没过不久,枫香镇的大街上开来一辆当时遵义唯一的美式吉普车,停在孔宪权家门口。孔宪权被请上车的那一刻,围观的乡亲们全都看呆了,这个跛脚泥瓦匠,到底是走漏了什么世面?

后来有人问孔宪权:当年信里就写那么几句,万一杨勇不理你怎么办?孔宪权笑了一声说,我没想那么多,那是我知根知底的老首长,我知道他是什么人。杨勇苏振华看了信之后,不只是给他安排好了工作,还特意出面给他出具了身份证明,帮他重新恢复了失去了十五年的党籍。

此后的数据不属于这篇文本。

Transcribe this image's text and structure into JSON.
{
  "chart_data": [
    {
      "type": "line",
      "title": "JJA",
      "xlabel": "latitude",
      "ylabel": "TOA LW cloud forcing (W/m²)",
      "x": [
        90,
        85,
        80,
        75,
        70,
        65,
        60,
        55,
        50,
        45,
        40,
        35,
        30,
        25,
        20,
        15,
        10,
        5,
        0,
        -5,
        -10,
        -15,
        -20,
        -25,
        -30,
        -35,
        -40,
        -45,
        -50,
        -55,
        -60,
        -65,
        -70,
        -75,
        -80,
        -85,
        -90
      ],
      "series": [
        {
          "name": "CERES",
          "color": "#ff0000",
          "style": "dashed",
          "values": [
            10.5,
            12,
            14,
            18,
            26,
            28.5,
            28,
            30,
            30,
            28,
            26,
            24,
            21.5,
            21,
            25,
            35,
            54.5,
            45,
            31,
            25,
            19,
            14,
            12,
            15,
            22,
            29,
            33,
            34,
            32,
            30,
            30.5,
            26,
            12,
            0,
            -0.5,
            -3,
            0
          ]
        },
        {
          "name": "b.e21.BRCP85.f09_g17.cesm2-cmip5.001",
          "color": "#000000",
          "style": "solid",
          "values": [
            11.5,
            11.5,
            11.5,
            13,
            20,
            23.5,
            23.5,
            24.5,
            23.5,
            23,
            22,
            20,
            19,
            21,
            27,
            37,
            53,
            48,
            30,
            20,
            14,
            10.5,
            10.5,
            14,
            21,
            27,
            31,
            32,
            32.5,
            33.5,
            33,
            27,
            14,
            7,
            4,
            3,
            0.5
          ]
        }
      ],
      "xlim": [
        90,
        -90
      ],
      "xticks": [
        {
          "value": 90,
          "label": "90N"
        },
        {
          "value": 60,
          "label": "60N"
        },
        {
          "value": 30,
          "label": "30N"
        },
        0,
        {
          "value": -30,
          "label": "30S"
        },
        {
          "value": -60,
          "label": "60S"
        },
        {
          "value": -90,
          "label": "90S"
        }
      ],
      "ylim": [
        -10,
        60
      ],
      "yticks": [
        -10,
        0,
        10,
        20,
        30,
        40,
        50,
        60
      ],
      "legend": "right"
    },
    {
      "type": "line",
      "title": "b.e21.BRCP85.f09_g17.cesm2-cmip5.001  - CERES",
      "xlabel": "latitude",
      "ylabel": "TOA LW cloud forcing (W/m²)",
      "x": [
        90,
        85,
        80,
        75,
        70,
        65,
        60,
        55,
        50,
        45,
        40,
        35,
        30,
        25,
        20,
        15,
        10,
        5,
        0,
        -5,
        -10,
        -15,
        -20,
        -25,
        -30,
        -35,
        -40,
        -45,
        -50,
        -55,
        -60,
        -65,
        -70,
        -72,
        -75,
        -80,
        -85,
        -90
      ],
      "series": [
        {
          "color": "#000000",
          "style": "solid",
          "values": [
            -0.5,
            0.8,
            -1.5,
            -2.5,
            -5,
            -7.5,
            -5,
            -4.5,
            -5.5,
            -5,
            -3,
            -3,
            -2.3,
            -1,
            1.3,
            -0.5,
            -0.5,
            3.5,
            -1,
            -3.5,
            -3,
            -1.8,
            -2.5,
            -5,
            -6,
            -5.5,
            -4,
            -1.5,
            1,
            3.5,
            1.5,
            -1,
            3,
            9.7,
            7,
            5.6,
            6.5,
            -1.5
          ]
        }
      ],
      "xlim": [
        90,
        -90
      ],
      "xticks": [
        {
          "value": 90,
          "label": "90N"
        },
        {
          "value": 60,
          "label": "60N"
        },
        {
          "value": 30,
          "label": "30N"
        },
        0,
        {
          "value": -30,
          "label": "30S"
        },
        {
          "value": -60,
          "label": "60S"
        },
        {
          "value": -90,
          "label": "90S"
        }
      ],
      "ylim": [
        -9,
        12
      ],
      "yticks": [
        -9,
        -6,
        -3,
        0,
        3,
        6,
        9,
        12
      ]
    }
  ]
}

孔宪权做了几年副区长,遵义会议纪念馆开始筹建时,杨勇和苏振华一致认为,没有比他更合适的人来当这个馆长了。他拖着伤腿,带着几个人,走遍了川黔滇,几年间征集到了1200多件长征时期的文物。后来邓小平到遵义视察,看了一眼纪念馆的各项筹备成果,说了八个字:“最合格人选。”

孔宪权后来的故事也很长,他一直做到1988年去世。他的孙女孔霞成为遵义会议纪念馆的义务讲解员,一讲就是三十多年。孔霞说过这样一句话:爷爷这辈子有两段长征,一段是用双脚走的,一段是拄着拐杖走的。孔宪权在纪念馆工作的时候有一条规矩:凡是红军家属来参观,一律不收票钱,如果要留下地址吃饭不方便,他还掏钱请人家到自己家里吃。这条规定纪念馆里没有明文写过,是他自己印在心上的。